Graphs are the coolest thing for AI

2024-09-26

So graphs are basically fucking awesome. They have been used for Network Analysis for several decades already, so why am I talking about them now? Well, because AI made them more interesting than ever, but more on that later.

A graph consists of nodes/entities an has connections between them. Just like the node itself, the connections also can hold data. For example, Facebook is a giant social-graph of people (the nodes) and their relationships (the connections).

Using existing Knowledge Graphs

LLMs suck. We first tried to query them using (now called naive) RAG, which never was meant to work, since vector search on random chunks is awful and doesn't offer any visibility into the data and what is going wrong with it.

GraphRAG tries to solve this by querying on a knowledge graph instead. The basic approach is pretty simple: we retrieve a single nodes using something like vector or keyword search, and then use the connections to find adjacent information to feed into the context.

Let me give you some examples of how this could be used:

  • a social-network to get close connections of a person and analyze their social circle
  • a culinary knowledge graph which holds ingredients and dishes with connections like "is_part_of", "pair_well_with", would allow to build a cooking assistant, as each node could also hold some info text on how to handle that ingredient / cook that dish
  • the same with the music industry having artists, labels, albums, songs as nodes that are grouped into genres

Agentic Traversal

Besides programmatically getting the connected nodes we can let the AI itself decide what information it needs.

An example is a customer support bot which traverses a tree-like graph. Let's say we are working in a repair shop, and the user says "The Motor of my car is broken". A possible structure of the graph could then look like this and enable the following movement Reaching the "engine" node, would yield instructions to the AI, how to analyze the situation further.
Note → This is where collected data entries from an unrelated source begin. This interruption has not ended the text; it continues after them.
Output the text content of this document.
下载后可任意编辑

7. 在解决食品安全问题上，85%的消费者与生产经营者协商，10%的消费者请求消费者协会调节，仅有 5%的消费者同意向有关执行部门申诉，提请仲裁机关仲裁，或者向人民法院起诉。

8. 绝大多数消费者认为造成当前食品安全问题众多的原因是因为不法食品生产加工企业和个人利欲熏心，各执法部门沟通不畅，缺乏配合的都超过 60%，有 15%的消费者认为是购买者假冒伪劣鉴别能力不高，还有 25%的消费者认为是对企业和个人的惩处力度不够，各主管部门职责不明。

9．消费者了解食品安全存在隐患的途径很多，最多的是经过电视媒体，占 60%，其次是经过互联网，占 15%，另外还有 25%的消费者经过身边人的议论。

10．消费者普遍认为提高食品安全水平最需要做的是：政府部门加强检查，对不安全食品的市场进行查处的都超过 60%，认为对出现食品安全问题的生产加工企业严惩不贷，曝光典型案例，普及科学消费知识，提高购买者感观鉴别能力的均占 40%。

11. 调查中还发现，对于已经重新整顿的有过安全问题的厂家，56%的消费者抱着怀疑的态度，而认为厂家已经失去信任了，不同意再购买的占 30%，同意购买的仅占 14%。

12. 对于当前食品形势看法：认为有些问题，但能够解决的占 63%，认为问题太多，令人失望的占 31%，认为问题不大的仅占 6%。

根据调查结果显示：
Through more conversation with the user, it could then select which possible engine problem it could be and traverse the graph once more to get instructions on how to deal with this specific problem.
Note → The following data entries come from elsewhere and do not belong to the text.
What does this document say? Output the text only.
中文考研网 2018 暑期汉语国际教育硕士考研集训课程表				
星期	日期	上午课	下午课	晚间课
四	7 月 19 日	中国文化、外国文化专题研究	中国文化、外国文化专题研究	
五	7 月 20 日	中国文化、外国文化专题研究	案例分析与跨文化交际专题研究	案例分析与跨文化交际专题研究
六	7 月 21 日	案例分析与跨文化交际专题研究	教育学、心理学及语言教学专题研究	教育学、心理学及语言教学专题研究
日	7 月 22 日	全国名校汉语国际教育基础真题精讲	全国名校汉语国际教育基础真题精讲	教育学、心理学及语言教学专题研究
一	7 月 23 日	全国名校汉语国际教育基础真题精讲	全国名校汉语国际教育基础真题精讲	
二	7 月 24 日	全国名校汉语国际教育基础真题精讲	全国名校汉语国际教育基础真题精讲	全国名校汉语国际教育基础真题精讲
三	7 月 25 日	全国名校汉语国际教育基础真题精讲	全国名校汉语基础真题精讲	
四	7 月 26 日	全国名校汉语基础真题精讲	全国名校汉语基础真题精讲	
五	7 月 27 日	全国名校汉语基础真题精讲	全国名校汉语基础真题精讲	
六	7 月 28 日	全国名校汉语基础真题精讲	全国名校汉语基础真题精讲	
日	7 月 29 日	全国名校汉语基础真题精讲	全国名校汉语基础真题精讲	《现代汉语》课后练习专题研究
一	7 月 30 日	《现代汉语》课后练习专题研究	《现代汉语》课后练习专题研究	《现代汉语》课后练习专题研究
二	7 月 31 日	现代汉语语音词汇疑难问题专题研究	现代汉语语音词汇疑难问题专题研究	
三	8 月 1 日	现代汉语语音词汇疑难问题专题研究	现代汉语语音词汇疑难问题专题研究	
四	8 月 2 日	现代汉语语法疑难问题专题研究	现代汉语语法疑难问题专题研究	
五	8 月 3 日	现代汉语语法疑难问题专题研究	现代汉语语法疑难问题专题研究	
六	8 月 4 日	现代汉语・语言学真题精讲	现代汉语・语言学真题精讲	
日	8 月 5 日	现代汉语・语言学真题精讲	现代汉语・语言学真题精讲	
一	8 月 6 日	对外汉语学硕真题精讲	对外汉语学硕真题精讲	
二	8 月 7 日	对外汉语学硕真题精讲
Generating a Knowledge Graph

Traditionally this required specific data formats, which is unfortunate since most of the worlds data are plain dumps. Microsoft's GraphRAG tool solves this.

The unstructured text is chunked, turned into structured nodes / connections, and merged into a single graph. This means that the priorly scattered information about a topic is now concatenated in a single place and can be accessed at once - the accuracy improvements are insane

To give you an example, I scraped all of Paul Graham's Essays into a graph consisting of about 4000 entities. I then visualized the Graph using Gephi and got these results:

Just imagine the different use-cases for that. For example, you could turn internal company documents into a graph of employees, departments, and projects. Big companies would pay big money for that kind of insights

Graph Analysis

Graph Analysis is running some fancy Algorithms on the Graph. The main ones can be categorized in:

  • Pathfinding: finding the shortest route between two nodes
  • Centrality: how connected a node is
  • Community finding: clustering nodes into groups

Now that you can automatically generate Knowledge Graph, you gain the ability to run these algorithms on any data. Read this book on Graph Algorithms to get an introduction. I am sure that while reading you will get thousands of ideas of how you could use this to generate value in form of insights.